The model indicated that, in the gas reference case, the export of gas from the field would cause a loss of total oil production of some 200 million barrels. However, the export of large volumes of gas would increase the total hydrocarbon recovery by 3.6 billion barrels of oil equivalent, net of that 200 million barrel loss of oil. Approximately 22 trillion cubic feet of gas would be recovered from the field. In the 4.1 bcf per day case, increased gas production would more than offset a further reduction in total oil production, resulting in a slight increase of 0.1 billion barrels of total oil equivalent produced, BP says.

Laughlin said that gas exports are projected to start in 2025.

Reinbold said that although the field modeling is robust, the modeling contains uncertainties, especially in regard to the impacts of different gas offtake rates on total gas production. ConocoPhillips would prefer to keep the offtake rate lower until there is more confidence in the outcomes of higher rates, he said. The working interest owners have been discussing this issue for several months but have been unable to come to an agreement, he said.

Impact on other fields?

One concern is the potential impact of the export of Prudhoe Bay gas on other North Slope fields where gas is used for enhanced oil recovery. Asked by Foerster about potential oil production losses at fields such as Alpine and Kuparuk River that currently use natural gas, Reinbold said that Prudhoe Bay is currently only exporting gas to Kuparuk River and that those exports would continue, regardless of major gas exports from Prudhoe Bay.

Foerster asked what would happen, should someone develop a new gas field on the North Slope to develop some of the estimated 150 trillion cubic feet of undiscovered gas under the Slope.
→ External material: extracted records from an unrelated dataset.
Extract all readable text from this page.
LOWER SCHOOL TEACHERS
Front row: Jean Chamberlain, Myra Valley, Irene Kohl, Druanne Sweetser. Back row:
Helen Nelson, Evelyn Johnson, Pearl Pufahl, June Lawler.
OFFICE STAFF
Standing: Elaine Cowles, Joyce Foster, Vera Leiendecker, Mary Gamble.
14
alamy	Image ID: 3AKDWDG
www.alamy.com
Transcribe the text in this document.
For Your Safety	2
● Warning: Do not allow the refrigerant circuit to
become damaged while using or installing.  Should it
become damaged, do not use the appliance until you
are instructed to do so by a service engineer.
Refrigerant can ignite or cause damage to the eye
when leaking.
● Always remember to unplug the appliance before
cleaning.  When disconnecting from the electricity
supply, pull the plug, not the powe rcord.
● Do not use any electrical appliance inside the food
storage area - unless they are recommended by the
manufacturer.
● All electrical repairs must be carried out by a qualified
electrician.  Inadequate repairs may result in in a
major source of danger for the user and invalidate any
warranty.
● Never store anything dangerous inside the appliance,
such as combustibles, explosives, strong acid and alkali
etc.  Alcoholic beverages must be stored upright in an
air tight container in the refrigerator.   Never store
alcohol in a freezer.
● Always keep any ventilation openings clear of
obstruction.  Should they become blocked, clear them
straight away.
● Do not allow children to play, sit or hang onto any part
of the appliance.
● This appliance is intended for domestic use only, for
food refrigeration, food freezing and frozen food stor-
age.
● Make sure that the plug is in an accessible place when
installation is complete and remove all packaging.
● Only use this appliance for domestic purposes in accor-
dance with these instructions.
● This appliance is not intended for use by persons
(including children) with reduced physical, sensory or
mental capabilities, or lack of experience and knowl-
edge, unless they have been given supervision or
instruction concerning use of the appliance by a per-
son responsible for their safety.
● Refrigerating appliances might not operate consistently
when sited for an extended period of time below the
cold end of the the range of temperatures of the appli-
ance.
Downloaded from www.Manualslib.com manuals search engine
Van Tuyl said that the AKLNG project would be expandable to accommodate additional gas, should the need arise.

Foerster also said that the order that the commission issues in response to the Prudhoe Bay offtake request may include an expiry date for the offtake authorization. “Sunset clauses” of this type have become standard practice in commission orders, she said. Van Tuyl responded that AOGCC approval of gas offtake volumes would underpin gas sales and purchase agreements for the AKLNG project. Shortening the duration of the offtake authorization would be viewed by prospective LNG buyers as an additional contract risk - LNG purchase contracts typically have durations of as much as 30 years, he said.